La conjoncture et le recul tendanciel des taux de croissance potentielle, conjugués aux enjeux futurs urgents tels que le vieillissement démographique et la transition climatique, montrent clairement la nécessité de réformes structurelles propres à stimuler l’offre. Une relance des efforts de réforme visant à réduire les contraintes sur les marchés du travail et les marchés de produits et à stimuler la croissance de l’investissement, du taux d’activité et de la productivité permettrait d’améliorer les niveaux de vie de manière durable et de renforcer la reprise au sortir du ralentissement actuel.
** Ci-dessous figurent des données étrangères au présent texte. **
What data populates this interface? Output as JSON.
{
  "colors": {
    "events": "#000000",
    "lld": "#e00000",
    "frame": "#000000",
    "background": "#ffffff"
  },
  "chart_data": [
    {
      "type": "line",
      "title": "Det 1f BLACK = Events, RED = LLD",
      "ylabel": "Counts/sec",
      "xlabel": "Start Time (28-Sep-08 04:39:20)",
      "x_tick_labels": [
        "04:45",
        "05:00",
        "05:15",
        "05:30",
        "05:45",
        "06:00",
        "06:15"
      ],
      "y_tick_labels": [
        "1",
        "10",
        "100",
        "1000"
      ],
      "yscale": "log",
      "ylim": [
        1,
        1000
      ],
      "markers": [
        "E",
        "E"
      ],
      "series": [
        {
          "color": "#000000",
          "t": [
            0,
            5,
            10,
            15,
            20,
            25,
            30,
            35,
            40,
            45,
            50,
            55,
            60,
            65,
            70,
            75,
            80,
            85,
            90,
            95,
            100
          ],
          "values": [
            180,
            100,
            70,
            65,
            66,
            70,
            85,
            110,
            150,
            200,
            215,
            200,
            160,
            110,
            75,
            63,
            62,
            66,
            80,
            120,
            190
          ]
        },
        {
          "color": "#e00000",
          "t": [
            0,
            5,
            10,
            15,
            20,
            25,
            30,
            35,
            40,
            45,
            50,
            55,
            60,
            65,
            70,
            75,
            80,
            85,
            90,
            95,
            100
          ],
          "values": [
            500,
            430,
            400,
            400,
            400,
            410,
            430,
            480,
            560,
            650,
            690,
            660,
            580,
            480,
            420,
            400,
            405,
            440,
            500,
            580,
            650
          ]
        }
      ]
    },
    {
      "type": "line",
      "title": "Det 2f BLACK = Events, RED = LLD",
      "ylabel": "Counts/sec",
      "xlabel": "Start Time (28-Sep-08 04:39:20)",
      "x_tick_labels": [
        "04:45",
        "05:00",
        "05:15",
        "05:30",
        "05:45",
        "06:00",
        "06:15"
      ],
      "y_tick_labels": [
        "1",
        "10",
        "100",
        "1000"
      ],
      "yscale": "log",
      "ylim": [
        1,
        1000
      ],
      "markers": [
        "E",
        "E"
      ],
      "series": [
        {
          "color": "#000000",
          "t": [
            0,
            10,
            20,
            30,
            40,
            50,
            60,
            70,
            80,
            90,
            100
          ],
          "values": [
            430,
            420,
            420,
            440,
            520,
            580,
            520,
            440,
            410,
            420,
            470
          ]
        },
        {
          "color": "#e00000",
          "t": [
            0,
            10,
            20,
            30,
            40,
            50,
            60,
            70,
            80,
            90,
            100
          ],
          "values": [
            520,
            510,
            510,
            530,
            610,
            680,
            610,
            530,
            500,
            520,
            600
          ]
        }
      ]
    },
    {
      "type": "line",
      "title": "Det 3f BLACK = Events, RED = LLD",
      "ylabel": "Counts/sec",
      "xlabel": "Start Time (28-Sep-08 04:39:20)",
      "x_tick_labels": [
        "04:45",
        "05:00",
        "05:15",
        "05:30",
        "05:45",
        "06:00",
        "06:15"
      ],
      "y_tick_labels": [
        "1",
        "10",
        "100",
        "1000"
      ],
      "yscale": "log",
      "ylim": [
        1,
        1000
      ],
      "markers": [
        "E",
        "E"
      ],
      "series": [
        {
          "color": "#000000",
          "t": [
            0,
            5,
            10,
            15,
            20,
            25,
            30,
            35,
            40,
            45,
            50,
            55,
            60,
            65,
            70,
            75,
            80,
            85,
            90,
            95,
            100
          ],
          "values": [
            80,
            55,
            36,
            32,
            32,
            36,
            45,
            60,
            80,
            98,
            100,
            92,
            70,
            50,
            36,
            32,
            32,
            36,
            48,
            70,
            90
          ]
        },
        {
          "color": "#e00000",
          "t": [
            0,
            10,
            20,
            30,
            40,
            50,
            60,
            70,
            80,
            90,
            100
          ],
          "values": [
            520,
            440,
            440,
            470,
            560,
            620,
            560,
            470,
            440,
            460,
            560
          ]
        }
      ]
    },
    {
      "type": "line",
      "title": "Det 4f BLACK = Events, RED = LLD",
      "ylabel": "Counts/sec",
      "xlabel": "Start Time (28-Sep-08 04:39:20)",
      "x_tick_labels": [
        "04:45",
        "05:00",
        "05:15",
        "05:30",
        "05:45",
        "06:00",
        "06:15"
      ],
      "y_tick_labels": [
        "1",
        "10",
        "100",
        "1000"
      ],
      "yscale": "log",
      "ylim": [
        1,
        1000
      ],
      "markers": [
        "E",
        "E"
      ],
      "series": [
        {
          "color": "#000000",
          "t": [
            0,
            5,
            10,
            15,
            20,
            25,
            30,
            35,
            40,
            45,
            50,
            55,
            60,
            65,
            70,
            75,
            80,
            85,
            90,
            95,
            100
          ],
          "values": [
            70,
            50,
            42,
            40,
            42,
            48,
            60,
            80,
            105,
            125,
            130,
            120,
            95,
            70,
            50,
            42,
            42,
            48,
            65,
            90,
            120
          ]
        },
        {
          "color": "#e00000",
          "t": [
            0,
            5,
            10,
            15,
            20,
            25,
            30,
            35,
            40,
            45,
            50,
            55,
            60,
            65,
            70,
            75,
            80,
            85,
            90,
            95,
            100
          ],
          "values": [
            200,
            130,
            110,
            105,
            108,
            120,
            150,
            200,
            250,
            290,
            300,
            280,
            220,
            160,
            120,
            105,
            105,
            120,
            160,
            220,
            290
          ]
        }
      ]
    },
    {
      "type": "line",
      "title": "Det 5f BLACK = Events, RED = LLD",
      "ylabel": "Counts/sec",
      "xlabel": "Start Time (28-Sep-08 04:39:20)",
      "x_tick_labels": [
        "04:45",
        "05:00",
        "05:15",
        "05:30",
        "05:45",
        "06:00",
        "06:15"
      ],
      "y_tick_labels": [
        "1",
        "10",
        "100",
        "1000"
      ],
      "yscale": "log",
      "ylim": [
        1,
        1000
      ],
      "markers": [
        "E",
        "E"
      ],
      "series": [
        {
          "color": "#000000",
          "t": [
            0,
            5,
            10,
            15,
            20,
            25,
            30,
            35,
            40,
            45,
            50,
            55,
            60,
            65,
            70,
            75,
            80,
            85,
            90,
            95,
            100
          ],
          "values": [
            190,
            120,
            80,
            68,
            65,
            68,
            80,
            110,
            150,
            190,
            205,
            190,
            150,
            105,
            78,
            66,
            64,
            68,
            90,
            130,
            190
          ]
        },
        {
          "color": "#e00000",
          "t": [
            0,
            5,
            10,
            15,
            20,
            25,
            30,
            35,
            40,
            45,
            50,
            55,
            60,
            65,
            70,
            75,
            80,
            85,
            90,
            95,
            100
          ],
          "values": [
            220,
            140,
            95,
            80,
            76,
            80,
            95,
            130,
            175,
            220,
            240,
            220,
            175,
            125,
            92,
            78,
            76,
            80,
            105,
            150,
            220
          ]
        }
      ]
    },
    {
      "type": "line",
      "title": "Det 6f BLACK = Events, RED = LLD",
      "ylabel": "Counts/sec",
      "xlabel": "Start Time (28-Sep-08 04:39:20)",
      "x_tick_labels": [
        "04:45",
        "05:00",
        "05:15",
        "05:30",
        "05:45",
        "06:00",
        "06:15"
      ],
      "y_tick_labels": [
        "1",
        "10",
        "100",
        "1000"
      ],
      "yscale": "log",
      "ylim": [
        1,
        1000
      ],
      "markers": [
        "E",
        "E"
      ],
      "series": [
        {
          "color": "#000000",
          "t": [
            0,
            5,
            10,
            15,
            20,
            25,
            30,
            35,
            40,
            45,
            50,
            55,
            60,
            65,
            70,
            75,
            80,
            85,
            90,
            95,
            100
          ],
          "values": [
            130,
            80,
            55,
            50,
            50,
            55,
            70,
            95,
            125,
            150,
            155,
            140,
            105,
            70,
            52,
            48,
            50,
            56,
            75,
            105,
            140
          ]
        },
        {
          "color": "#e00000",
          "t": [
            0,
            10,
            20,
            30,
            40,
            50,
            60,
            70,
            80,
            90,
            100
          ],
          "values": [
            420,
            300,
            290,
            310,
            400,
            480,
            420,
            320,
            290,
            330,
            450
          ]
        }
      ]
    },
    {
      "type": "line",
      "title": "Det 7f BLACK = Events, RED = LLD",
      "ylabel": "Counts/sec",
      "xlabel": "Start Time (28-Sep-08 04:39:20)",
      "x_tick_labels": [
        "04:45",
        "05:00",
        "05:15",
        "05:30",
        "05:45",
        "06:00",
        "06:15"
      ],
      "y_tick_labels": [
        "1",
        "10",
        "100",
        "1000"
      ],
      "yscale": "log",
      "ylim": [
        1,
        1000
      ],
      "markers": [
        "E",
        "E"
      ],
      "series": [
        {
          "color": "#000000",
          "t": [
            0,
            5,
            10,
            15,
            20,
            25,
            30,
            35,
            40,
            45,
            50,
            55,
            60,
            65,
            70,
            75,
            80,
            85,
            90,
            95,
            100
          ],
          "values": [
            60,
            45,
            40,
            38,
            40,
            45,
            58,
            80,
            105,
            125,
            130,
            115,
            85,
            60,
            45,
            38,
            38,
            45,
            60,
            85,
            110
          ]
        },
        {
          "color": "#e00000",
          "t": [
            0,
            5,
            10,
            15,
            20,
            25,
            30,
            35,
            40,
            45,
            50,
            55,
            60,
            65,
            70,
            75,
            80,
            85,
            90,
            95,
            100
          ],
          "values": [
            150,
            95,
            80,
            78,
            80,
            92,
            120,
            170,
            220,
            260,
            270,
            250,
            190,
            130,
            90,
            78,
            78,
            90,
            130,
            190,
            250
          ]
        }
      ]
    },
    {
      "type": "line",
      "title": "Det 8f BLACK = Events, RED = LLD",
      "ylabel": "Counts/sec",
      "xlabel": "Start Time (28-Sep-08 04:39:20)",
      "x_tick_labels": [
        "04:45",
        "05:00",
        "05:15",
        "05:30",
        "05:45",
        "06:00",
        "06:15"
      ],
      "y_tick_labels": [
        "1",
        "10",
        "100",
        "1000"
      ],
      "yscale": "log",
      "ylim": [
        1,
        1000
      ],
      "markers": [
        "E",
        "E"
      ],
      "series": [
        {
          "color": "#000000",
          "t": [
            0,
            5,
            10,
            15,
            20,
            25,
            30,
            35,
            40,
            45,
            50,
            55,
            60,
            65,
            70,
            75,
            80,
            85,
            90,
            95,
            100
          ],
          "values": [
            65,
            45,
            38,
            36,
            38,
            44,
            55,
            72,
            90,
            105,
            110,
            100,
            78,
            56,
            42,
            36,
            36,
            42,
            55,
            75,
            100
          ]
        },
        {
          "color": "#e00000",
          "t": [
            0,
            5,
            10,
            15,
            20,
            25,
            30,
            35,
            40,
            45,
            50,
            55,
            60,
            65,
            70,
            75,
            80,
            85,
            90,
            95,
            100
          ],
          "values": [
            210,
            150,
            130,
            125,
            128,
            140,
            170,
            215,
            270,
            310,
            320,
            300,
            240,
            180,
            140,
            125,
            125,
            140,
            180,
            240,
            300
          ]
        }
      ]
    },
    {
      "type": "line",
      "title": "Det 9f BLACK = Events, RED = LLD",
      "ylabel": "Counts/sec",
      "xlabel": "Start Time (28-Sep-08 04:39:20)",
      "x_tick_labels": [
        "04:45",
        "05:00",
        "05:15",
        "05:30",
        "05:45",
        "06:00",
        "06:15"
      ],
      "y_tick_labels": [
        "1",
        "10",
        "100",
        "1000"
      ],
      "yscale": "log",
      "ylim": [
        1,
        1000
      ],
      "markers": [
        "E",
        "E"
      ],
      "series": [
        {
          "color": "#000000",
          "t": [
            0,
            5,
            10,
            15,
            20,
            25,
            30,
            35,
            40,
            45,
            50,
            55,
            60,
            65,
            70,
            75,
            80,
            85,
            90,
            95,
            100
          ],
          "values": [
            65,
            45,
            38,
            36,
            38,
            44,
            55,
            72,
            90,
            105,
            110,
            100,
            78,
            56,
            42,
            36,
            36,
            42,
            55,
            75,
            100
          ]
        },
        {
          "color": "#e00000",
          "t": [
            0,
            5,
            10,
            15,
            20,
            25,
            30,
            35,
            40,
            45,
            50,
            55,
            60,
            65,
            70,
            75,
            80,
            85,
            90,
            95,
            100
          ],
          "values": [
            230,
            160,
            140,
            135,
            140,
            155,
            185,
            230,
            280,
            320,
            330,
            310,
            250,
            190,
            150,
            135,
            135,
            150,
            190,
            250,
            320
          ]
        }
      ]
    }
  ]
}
Renforcer la dynamique des entreprises, réduire les obstacles aux échanges internationaux et aux migrations économiques internationales, et favoriser un fonctionnement flexible et inclusif des marchés du travail, notamment en améliorant les compétences et en levant les obstacles à l’entrée sur le marché du travail qui subsistent, sont autant de domaines essentiels de l’action publique dans lesquels des réformes bien conçues permettraient de stimuler la concurrence, de redynamiser l’investissement et d’atténuer les contraintes affectant l’offre.